More than 25 companies have been pressured by institutional shareholders in recent months to come clean about relationships with their compensation consultants. Under new Securities and Exchange Commission rules put in place this year, companies will be required to disclose in public filings the name of their compensation consultants, but not their other business relationships with those companies.
Shareholders are seeking this disclosure due to concerns that consultants that rely on management's approval to win other work at the company, such as crafting benefits plans for rank-and-file workers, may be reluctant to provide objective advice on how these same executives are paid.
General Electric Co. also agreed to comply with this disclosure in its next proxy statement, it was reported Thursday. Pfizer made this information available to shareholders in its March 2006 proxy and plans to do so again next year. More about how other companies are reacting to the request will be known Tuesday when shareholders leading a letter campaign make public the results of their effort.
Exxon told shareholders in November that it plans to add this information to its coming proxy statement, which is scheduled to be mailed to investors in April, Exxon spokesman Dave Gardner said Friday.
In October, a group of 13 institutional investors sent a joint letter to the 25 largest Standard & Poor's 500 companies, including Exxon and GE, asking for this information. In early November, union group AFL-CIO submitted proposals to GE, Home Depot Inc. and Wal-Mart Stores Inc., asking that shareholders vote on whether the company should disclose this information in its proxy. Other institutional shareholders have submitted proposals at still more companies, said Daniel Pedrotty, director of the office of investments with the AFL-CIO.
Companies that say no to the letter requesting increased disclosure may also be targeted with proposals asking to give shareholders a vote, said Bernard Kavaler, spokesman for Connecticut Treasurer Denise L. Nappier, which signed the letter. So far, two-thirds of the 25 companies that received the October letter have responded, said Kavaler, who declined to specify how many agreed to make the information available to shareholders.
In 2006, Exxon's board of directors worked with New York compensation consulting firm Pearl Meyer & Partners, a unit of Clark Consulting Inc., according to an e-mail statement from Gardner. Pearl Meyer didn't provide "any other services to the corporation," Gardner said. Officials from Pearl Meyer weren't immediately available for comment.

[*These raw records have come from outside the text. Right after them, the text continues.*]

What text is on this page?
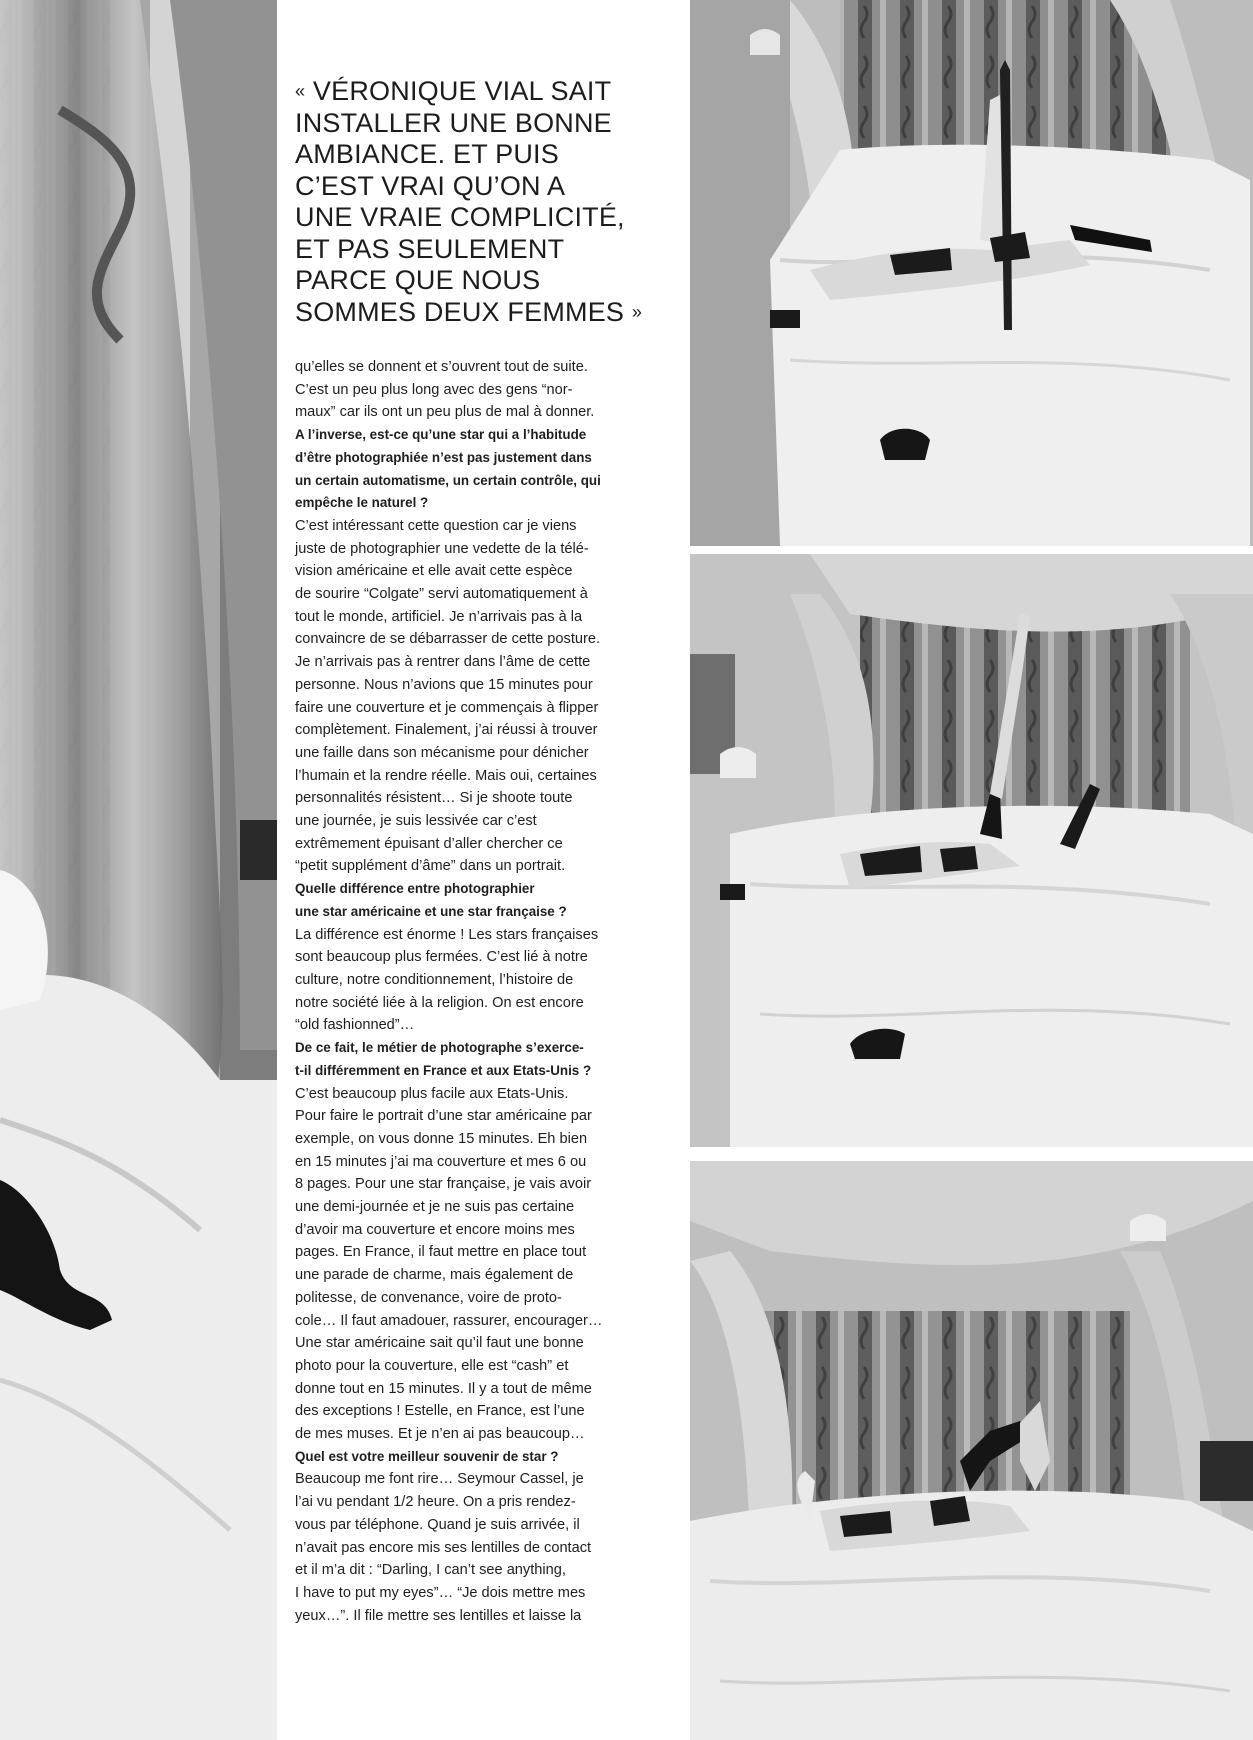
« VÉRONIQUE VIAL SAIT
INSTALLER UNE BONNE
AMBIANCE. ET PUIS
C’EST VRAI QU’ON A
UNE VRAIE COMPLICITÉ,
ET PAS SEULEMENT
PARCE QUE NOUS
SOMMES DEUX FEMMES »

qu’elles se donnent et s’ouvrent tout de suite.

C’est un peu plus long avec des gens “nor-

maux” car ils ont un peu plus de mal à donner.

A l’inverse, est-ce qu’une star qui a l’habitude

d’être photographiée n’est pas justement dans

un certain automatisme, un certain contrôle, qui

empêche le naturel ?

C’est intéressant cette question car je viens

juste de photographier une vedette de la télé-

vision américaine et elle avait cette espèce

de sourire “Colgate” servi automatiquement à

tout le monde, artificiel. Je n’arrivais pas à la

convaincre de se débarrasser de cette posture.

Je n’arrivais pas à rentrer dans l’âme de cette

personne. Nous n’avions que 15 minutes pour

faire une couverture et je commençais à flipper

complètement. Finalement, j’ai réussi à trouver

une faille dans son mécanisme pour dénicher

l’humain et la rendre réelle. Mais oui, certaines

personnalités résistent… Si je shoote toute

une journée, je suis lessivée car c’est

extrêmement épuisant d’aller chercher ce

“petit supplément d’âme” dans un portrait.

Quelle différence entre photographier

une star américaine et une star française ?

La différence est énorme ! Les stars françaises

sont beaucoup plus fermées. C’est lié à notre

culture, notre conditionnement, l’histoire de

notre société liée à la religion. On est encore

“old fashionned”…

De ce fait, le métier de photographe s’exerce-

t-il différemment en France et aux Etats-Unis ?

C’est beaucoup plus facile aux Etats-Unis.

Pour faire le portrait d’une star américaine par

exemple, on vous donne 15 minutes. Eh bien

en 15 minutes j’ai ma couverture et mes 6 ou

8 pages. Pour une star française, je vais avoir

une demi-journée et je ne suis pas certaine

d’avoir ma couverture et encore moins mes

pages. En France, il faut mettre en place tout

une parade de charme, mais également de

politesse, de convenance, voire de proto-

cole… Il faut amadouer, rassurer, encourager…

Une star américaine sait qu’il faut une bonne

photo pour la couverture, elle est “cash” et

donne tout en 15 minutes. Il y a tout de même

des exceptions ! Estelle, en France, est l’une

de mes muses. Et je n’en ai pas beaucoup…

Quel est votre meilleur souvenir de star ?

Beaucoup me font rire… Seymour Cassel, je

l’ai vu pendant 1/2 heure. On a pris rendez-

vous par téléphone. Quand je suis arrivée, il

n’avait pas encore mis ses lentilles de contact

et il m’a dit : “Darling, I can’t see anything,

I have to put my eyes”… “Je dois mettre mes

yeux…”. Il file mettre ses lentilles et laisse la
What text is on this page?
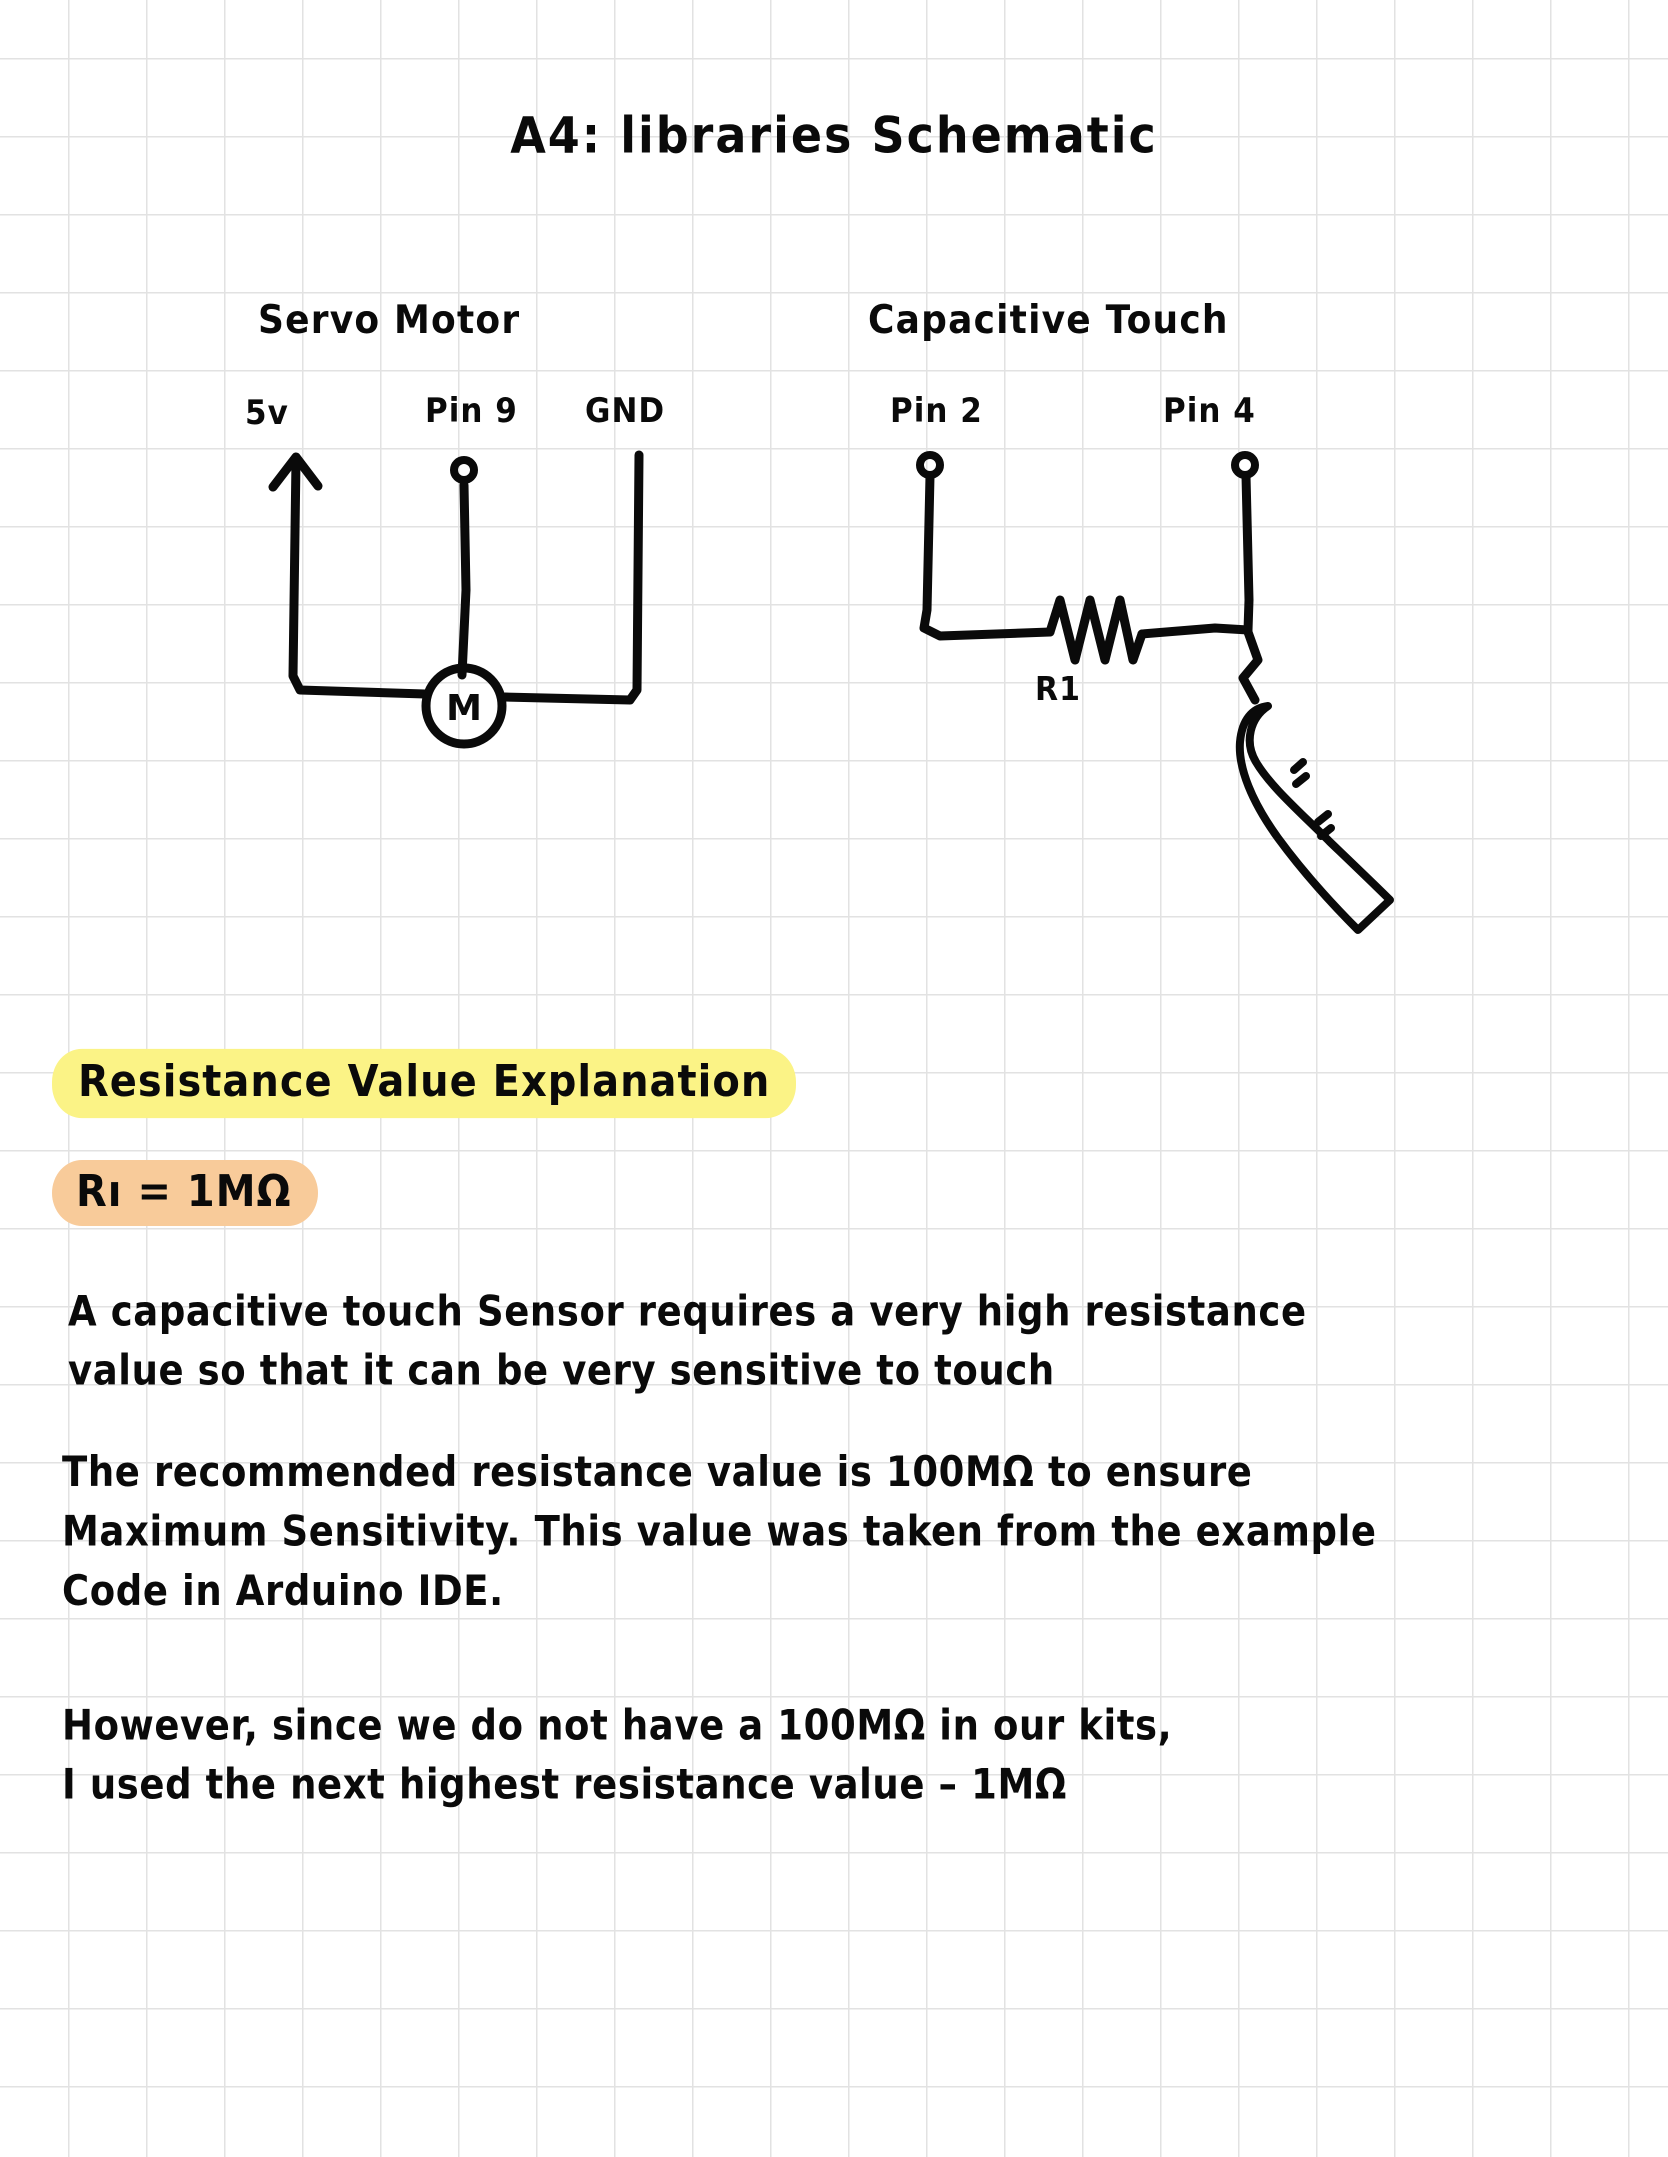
A4: libraries Schematic
Servo Motor	Capacitive Touch
5v	Pin 9 GND	Pin 2	Pin 4
R1
M
Resistance Value Explanation
Rı = 1MΩ
A capacitive touch Sensor requires a very high resistance
value so that it can be very sensitive to touch
The recommended resistance value is 100MΩ to ensure
Maximum Sensitivity. This value was taken from the example
Code in Arduino IDE.
However, since we do not have a 100MΩ in our kits,
I used the next highest resistance value – 1MΩ
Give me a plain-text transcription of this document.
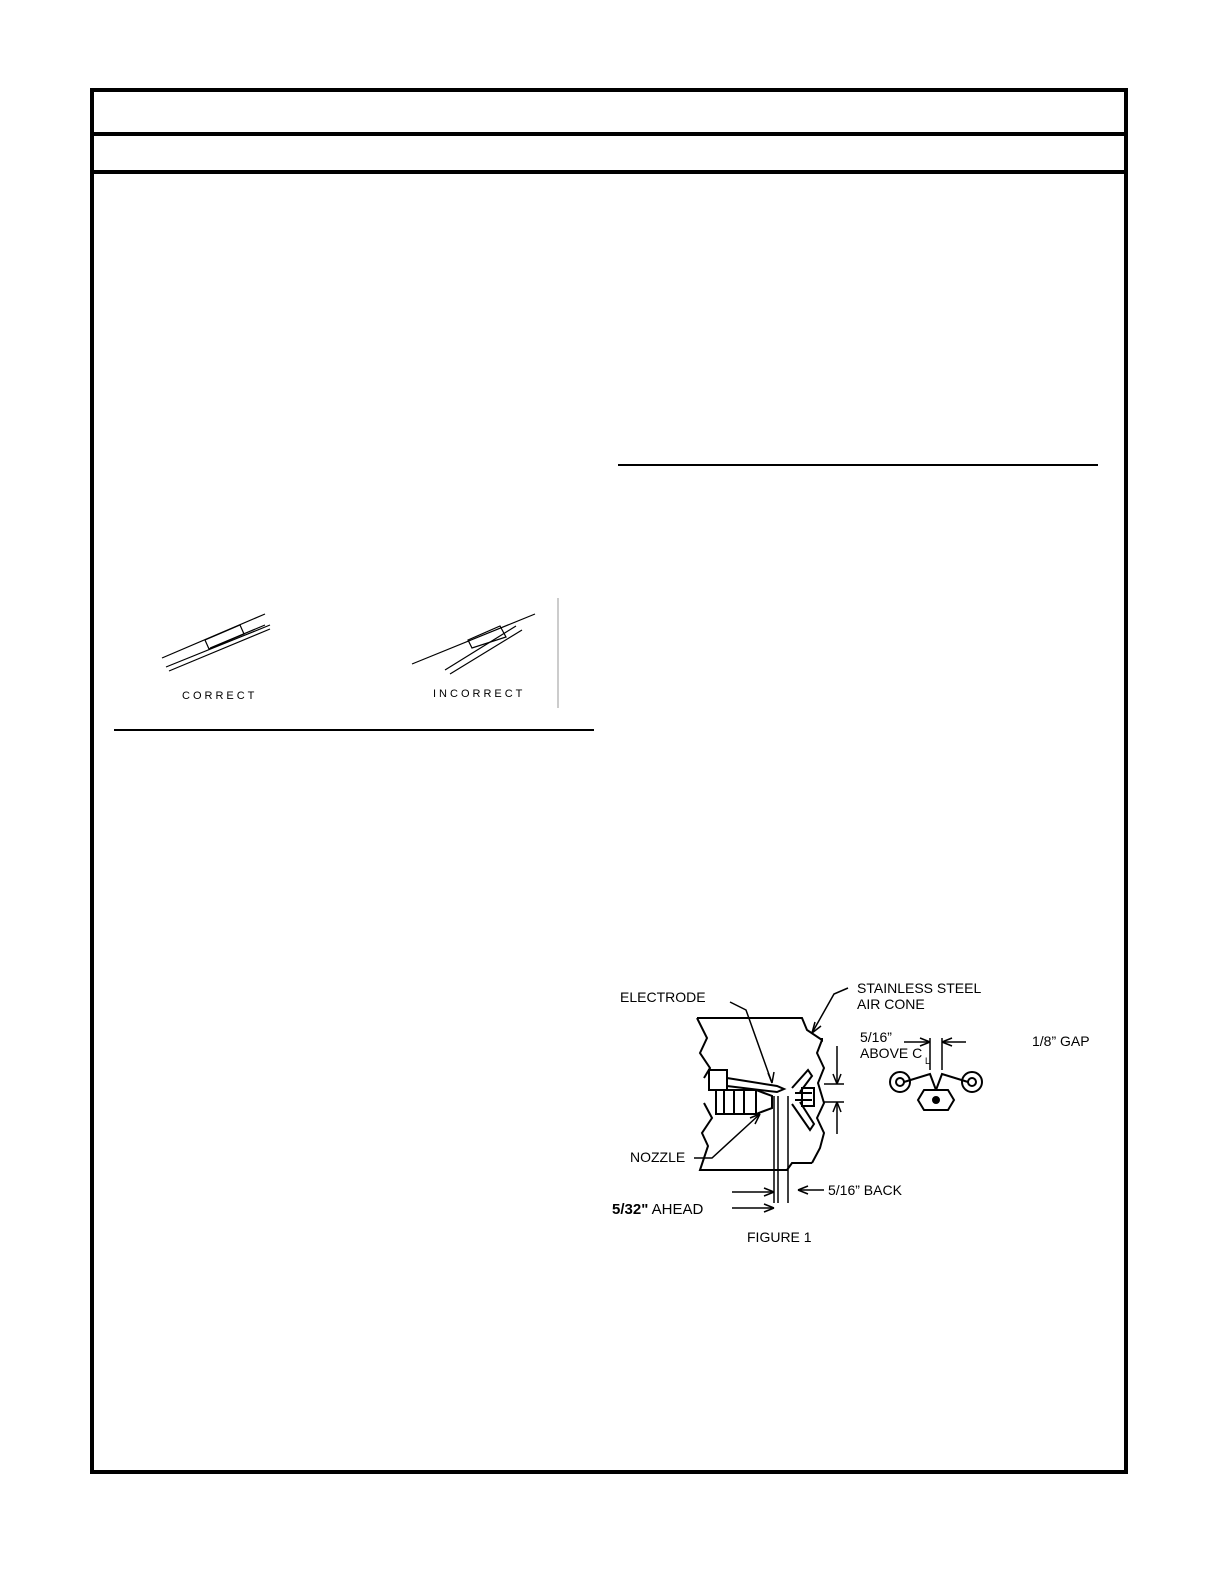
CORRECT	INCORRECT
ELECTRODE
STAINLESS STEEL
AIR CONE
5/16”
ABOVE C L
1/8” GAP
NOZZLE
5/16” BACK
5/32" AHEAD
FIGURE 1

Other companies that received the letter include Hewlett-Packard Co., Morgan Stanley, Wal-Mart Stores and Home Depot. None of these companies was immediately available for comment.
Shareholders behind the effort have likened such ties to when auditing firms provided consulting work for the companies they were auditing - a situation that some say contributed to the accounting scandals at Enron Corp. and WorldCom Inc. The Sarbanes-Oxley act of 2002 restricted the non-audit services firms are allowed to provide audit clients.